O órgão federal responsável pela preservação do patrimônio histórico avaliou que a proposta inicial poderia impactar diretamente áreas tombadas próximas ao trajeto da obra. Entre os pontos sensíveis analisados estão o Teatro Castro Alves e o Forte de São Pedro, localizados nas proximidades do futuro empreendimento.
No desenho original, a estação seria construída em frente ao Teatro Castro Alves, dentro da área considerada sensível para preservação do patrimônio cultural. O Iphan entendeu que a intervenção poderia comprometer a visibilidade do equipamento histórico, o que contraria regras previstas no Decreto-Lei nº 25/1937.
Diante dessa avaliação, a Companhia de Transportes da Bahia (CTB) apresentou uma nova proposta, deslocando a estação para outro ponto do Largo do Campo Grande.
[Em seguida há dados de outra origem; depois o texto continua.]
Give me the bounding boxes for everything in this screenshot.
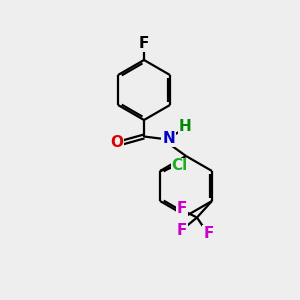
Text: F: F [203,226,214,241]
Text: O: O [110,135,123,150]
Text: F: F [177,223,187,238]
Text: N: N [162,131,175,146]
Text: F: F [139,36,149,51]
Text: H: H [179,119,191,134]
Text: Cl: Cl [171,158,188,173]
Text: F: F [177,201,187,216]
Após nova análise técnica, o Iphan concedeu aval ao projeto atualizado na última quinta-feira (5).
Mudanças também atingem estruturas subterrâneas
Além da alteração no local da estação, o projeto passou por ajustes em outras estruturas previstas para o sistema metroviário. Um dos exemplos é o reposicionamento de um poço de ventilação e saída de emergência, que inicialmente seria construído na Avenida Araújo Pinho, no bairro do Canela, e agora deverá ser instalado na Avenida Santa Rita, no Centro.
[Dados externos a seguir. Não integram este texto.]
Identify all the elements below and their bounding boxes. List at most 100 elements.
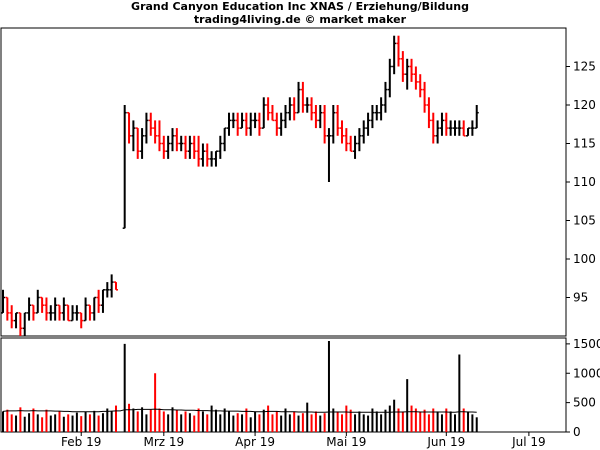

Outra estrutura prevista para a área do antigo estacionamento São Raimundo foi mantida no planejamento da obra.
Monitoramento de impactos
Nos estudos analisados, técnicos do Iphan indicaram que os impactos causados pela construção poderão ser controlados por meio de acompanhamento arqueológico durante as escavações e ações de educação patrimonial.
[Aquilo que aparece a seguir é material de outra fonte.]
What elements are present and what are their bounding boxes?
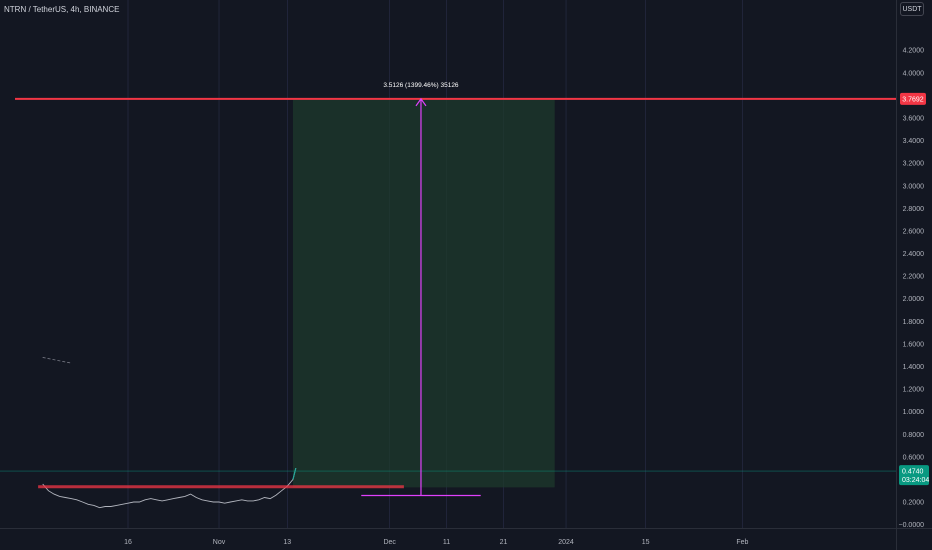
currency-button[interactable]: USDT bbox=[900, 2, 924, 16]
y-tick-label: 3.0000 bbox=[903, 183, 925, 190]
y-tick-label: 0.8000 bbox=[903, 432, 925, 439]
y-tick-label: 1.6000 bbox=[903, 341, 925, 348]
last-candle bbox=[292, 467, 297, 480]
y-tick-label: 0.6000 bbox=[903, 454, 925, 461]
y-tick-label: 1.8000 bbox=[903, 319, 925, 326]
y-tick-label: 1.4000 bbox=[903, 364, 925, 371]
last-price-badge bbox=[899, 465, 929, 486]
measure-label: 3.5126 (1399.46%) 35126 bbox=[383, 82, 459, 89]
x-tick-label: Nov bbox=[213, 539, 226, 546]
projection-zone[interactable] bbox=[292, 98, 555, 488]
y-tick-label: 2.2000 bbox=[903, 274, 925, 281]
x-tick-label: 21 bbox=[500, 539, 508, 546]
drawing-zones bbox=[292, 98, 555, 488]
measure-arrow-head bbox=[415, 97, 427, 107]
y-tick-label: 2.8000 bbox=[903, 206, 925, 213]
axes: 4.20004.00003.80003.60003.40003.20003.00… bbox=[124, 48, 929, 546]
price-line bbox=[42, 467, 297, 509]
x-tick-label: 11 bbox=[443, 539, 450, 546]
y-tick-label: 2.0000 bbox=[903, 296, 925, 303]
dashed-trendline[interactable] bbox=[42, 357, 72, 364]
y-tick-label: 2.4000 bbox=[903, 251, 925, 258]
x-tick-label: Feb bbox=[736, 539, 748, 546]
y-tick-label: 1.2000 bbox=[903, 387, 925, 394]
x-tick-label: 2024 bbox=[558, 539, 574, 546]
symbol-title[interactable]: NTRN / TetherUS, 4h, BINANCE bbox=[4, 5, 120, 14]
y-tick-label: 3.6000 bbox=[903, 116, 925, 123]
x-tick-label: 15 bbox=[642, 539, 650, 546]
y-tick-label: 1.0000 bbox=[903, 409, 925, 416]
y-tick-label: 2.6000 bbox=[903, 228, 925, 235]
last-price-label: 0.4740 bbox=[902, 469, 924, 476]
y-tick-label: 3.4000 bbox=[903, 138, 925, 145]
y-tick-label: 4.0000 bbox=[903, 70, 925, 77]
resistance-price-badge bbox=[900, 92, 926, 105]
drawings: 3.5126 (1399.46%) 35126 bbox=[0, 82, 896, 497]
x-tick-label: Dec bbox=[383, 539, 396, 546]
resistance-price-label: 3.7692 bbox=[902, 96, 924, 103]
y-tick-label: 4.2000 bbox=[903, 48, 925, 55]
price-series bbox=[42, 467, 297, 509]
x-tick-label: 16 bbox=[124, 539, 132, 546]
y-tick-label: 3.2000 bbox=[903, 161, 925, 168]
y-tick-label: −0.0000 bbox=[899, 522, 925, 529]
x-tick-label: 13 bbox=[283, 539, 291, 546]
bar-countdown-label: 03:24:04 bbox=[902, 477, 929, 484]
y-tick-label: 0.2000 bbox=[903, 500, 925, 507]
Também foi recomendada a realização de avaliações estruturais mais detalhadas no Forte de São Pedro, devido à proximidade das obras subterrâneas. Testes de vibração e ruído já realizados indicam que os níveis estão dentro dos parâmetros técnicos estabelecidos por normas brasileiras, mas o órgão orienta monitoramento permanente durante a construção e operação do metrô.
Novo trecho e investimento
O trecho em questão faz parte do chamado Tramo IV, que vai ligar a Estação da Lapa ao Campo Grande por meio de um túnel de cerca de 1,06 km.
Segundo a CTB, o projeto prevê uma estação com aproximadamente 13 mil metros quadrados, com áreas comerciais, estacionamento e centro de controle operacional. O plano também inclui intervenções de mobilidade no entorno, como passarela no Vale do Canela, elevador e plano inclinado.
O consórcio responsável pelas obras reúne as empresas Áyla Construtora, OECI, Metrô Engenharia e MPE Engenharia. O contrato tem valor estimado em R$ 1,1 bilhão e prazo de execução de cerca de 40 meses, com previsão de conclusão no segundo semestre de 2029.
Antes mesmo da aprovação final do Iphan, o Governo da Bahia já havia iniciado medidas para viabilizar o empreendimento. Em dezembro de 2025, decretos publicados no Diário Oficial autorizaram desapropriações que somam cerca de 6 mil metros quadrados na região do Campo Grande e na Avenida Santa Rita.